A New Press Publishers Right Would Run Afoul of Copyright Law

To make matters worse, a new press publishers’ right threatens to undermine important exceptions and limitations to copyright, like the free use of uncopyrightable subject matter such facts and ideas, and the doctrine of fair use. Yet several commenters argued that aggregating headlines and ledes should require a license and corresponding payment. This was the case despite the fact that the Copyright Office stated in its Notice of Inquiry that titles and short phrases are not protected by copyright, a longstanding principle in copyright law. In fact, the idea that reusing snippets of copyrighted works for a different purpose than the original—such as to preview news articles from different publications on a given topic—has been affirmed in numerous court cases, notably Authors Guild v. Google. Proponents of a press publishers right attempted to avoid the issue of titles and short phrases not being copyrightable by arguing for a novel “qualitative vs. quantitative” inquiry as to whether these short excerpts are subject to copyright protection. Under such a theory, if a title or short phrase is extremely creative, it should be protected. But there is no basis for such a theory in copyright law, which instead establishes that short phrases and titles are not protected—full stop.

Similarly, proponents of a new press publishers’ right skirted the issue of requiring licensing for excerpts containing predominantly facts and ideas. Facts and ideas are not protected by copyright for reasons of public policy: these types of information are instead treated as “building blocks” of knowledge, free for others to use and build on. Because snippets of news articles tend to be quite fact-heavy, a new press publishers’ right could also undermine this important principle. 

Other Arguments Against A Press Publishers’ Right

In our comment, Authors Alliance also explained that a new press publishers’ right could be unconstitutional. If it were to require mandatory licensing for information which lacks the requisite originality for copyright protection, establishing this right could be beyond Congress’ authority. Yet some commenters argued that there should be no originality requirement for protecting headlines and ledes under a new press publishers’ right, which would be an improper expansion of the scope of what copyright protects.

Furthermore, we pointed out that establishing this right could violate U.S. treaty obligations under Article 10 of the Berne Convention. Often referred to as the “fair quotation right,” this provision requires all signatory countries to permit authors “​​to make quotations from a work which has already been lawfully made available to the public, provided that their making is compatible with fair practice, and their extent does not exceed that justified by the purpose[.]” This means that mandatory licensing for short excerpts could violate this obligation. 

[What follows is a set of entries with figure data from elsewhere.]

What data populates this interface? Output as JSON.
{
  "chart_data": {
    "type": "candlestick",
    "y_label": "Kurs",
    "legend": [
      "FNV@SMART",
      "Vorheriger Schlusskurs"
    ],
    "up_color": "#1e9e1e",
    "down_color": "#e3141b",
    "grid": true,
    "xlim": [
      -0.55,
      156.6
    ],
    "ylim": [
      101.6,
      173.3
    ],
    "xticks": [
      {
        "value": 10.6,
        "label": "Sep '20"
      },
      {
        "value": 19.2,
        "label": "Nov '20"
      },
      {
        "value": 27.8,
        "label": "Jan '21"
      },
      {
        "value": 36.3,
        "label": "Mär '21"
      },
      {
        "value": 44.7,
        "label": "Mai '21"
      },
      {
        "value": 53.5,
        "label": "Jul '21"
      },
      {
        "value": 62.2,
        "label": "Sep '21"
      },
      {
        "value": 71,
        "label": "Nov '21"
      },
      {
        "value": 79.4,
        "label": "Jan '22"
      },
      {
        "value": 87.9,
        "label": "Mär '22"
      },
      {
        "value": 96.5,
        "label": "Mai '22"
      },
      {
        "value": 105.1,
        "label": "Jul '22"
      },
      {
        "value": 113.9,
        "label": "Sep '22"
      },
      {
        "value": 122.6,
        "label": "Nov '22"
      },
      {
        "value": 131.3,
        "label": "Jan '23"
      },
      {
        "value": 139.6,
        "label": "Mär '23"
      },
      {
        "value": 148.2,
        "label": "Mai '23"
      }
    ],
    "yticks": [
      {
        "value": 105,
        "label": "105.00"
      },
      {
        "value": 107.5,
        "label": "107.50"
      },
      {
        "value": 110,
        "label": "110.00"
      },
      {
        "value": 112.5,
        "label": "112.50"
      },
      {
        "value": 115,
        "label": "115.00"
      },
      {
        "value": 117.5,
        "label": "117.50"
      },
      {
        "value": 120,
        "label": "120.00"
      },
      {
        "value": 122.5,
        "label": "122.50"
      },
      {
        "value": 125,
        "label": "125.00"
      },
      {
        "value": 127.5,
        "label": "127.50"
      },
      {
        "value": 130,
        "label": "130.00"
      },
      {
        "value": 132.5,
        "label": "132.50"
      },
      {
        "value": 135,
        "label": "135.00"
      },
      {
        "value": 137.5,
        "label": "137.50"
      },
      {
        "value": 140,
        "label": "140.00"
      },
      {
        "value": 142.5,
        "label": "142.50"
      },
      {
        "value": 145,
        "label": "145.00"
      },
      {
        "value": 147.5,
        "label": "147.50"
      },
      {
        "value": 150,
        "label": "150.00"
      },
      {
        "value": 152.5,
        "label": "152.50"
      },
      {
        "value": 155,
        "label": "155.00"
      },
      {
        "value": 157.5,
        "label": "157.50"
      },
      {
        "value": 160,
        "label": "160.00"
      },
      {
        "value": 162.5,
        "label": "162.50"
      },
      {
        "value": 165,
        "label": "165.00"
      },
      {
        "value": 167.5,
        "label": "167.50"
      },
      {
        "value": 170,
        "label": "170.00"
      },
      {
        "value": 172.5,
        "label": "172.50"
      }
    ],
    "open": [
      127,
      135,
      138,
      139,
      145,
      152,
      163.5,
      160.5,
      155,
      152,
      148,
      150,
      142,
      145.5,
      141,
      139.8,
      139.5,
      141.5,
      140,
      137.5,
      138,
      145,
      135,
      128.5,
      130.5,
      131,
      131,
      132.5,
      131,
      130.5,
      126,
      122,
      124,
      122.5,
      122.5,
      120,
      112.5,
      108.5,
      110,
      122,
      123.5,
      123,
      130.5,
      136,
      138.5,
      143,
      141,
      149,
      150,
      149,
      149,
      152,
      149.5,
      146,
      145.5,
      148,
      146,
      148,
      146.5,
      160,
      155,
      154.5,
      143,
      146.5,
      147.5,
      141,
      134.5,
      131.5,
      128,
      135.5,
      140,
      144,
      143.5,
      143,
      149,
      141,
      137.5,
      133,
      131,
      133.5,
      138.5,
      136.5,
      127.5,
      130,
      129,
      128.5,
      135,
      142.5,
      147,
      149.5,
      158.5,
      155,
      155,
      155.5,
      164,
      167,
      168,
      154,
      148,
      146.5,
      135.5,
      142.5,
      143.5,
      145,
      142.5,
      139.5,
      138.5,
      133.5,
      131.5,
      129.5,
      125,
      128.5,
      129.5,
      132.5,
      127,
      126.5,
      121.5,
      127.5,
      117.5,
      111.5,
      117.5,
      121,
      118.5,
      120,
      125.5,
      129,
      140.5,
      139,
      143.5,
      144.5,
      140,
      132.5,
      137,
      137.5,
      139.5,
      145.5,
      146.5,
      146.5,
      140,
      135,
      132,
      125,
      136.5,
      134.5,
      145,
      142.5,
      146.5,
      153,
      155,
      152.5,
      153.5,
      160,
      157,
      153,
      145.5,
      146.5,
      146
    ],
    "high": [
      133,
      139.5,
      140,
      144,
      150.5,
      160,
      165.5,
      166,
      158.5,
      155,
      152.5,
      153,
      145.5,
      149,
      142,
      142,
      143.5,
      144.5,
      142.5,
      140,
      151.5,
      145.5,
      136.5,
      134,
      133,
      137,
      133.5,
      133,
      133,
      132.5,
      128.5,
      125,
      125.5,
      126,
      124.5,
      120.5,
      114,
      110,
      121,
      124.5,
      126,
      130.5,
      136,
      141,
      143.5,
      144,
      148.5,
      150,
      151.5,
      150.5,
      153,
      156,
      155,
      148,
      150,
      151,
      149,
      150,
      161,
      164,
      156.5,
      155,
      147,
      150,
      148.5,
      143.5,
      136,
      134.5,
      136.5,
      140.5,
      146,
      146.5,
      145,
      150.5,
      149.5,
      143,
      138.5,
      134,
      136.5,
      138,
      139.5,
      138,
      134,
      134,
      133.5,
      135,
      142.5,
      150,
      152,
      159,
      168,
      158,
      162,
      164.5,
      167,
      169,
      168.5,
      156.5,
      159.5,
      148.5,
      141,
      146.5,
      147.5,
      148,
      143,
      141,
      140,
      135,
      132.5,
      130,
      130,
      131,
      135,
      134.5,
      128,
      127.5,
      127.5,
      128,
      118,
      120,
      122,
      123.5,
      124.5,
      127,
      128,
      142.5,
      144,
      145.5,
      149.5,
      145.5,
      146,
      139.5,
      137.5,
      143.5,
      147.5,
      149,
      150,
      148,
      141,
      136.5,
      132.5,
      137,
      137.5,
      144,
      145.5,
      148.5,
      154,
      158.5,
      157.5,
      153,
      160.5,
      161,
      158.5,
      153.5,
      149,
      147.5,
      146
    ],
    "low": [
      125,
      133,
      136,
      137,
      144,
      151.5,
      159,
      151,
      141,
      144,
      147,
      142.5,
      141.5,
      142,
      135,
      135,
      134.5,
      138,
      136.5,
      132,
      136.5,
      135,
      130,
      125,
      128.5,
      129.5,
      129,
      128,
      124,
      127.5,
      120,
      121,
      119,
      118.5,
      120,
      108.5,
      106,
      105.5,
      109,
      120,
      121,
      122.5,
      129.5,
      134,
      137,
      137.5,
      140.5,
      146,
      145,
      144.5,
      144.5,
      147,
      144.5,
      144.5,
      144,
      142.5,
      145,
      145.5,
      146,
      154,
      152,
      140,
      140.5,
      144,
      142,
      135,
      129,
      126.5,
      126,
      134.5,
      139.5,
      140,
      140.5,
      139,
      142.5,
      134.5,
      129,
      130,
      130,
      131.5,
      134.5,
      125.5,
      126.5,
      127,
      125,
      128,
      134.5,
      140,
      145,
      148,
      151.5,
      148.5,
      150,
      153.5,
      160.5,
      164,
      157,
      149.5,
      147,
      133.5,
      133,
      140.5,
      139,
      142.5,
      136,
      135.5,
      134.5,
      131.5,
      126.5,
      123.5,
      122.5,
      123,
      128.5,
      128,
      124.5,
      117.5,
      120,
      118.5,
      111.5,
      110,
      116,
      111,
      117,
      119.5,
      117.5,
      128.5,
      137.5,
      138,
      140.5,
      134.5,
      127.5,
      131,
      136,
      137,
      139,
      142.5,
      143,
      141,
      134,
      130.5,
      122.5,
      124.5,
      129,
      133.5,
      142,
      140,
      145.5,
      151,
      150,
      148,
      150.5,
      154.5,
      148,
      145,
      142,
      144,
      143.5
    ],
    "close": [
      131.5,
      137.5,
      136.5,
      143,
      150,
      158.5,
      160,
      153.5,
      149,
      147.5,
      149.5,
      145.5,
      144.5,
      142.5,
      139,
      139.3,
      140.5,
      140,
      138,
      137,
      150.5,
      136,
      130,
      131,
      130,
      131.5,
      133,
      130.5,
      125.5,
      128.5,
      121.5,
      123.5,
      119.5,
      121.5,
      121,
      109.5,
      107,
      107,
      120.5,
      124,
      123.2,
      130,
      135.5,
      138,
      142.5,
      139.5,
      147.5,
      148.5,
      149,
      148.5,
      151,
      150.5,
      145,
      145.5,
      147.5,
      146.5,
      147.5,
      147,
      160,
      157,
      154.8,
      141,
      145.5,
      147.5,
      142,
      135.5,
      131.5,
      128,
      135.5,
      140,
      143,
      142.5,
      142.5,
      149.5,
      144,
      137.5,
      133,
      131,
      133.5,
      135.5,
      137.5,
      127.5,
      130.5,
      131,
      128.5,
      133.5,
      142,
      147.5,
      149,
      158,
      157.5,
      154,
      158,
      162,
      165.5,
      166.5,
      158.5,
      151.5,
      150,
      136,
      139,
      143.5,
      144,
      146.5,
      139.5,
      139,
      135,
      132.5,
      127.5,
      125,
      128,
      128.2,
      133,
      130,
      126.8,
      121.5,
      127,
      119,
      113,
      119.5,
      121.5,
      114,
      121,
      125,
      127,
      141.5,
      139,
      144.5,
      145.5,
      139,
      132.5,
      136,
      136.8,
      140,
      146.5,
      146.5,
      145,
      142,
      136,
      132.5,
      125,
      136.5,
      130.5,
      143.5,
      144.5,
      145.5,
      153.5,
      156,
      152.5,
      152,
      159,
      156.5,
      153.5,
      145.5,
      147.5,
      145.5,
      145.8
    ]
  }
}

Other opponents of the proposed press publishers’ right presented a variety of compelling arguments that it should not be adopted. Many echoed Authors Alliance’s sentiments, and also emphasized the important First Amendment protections for the press which preserve press publishers’ and authors’ right to speak and make editorial decisions about their content. A new press publishers’ right could also stifle innovation and chill journalistic speech, requiring more legal review of headlines and ledes in order for publications to avoid legal liability.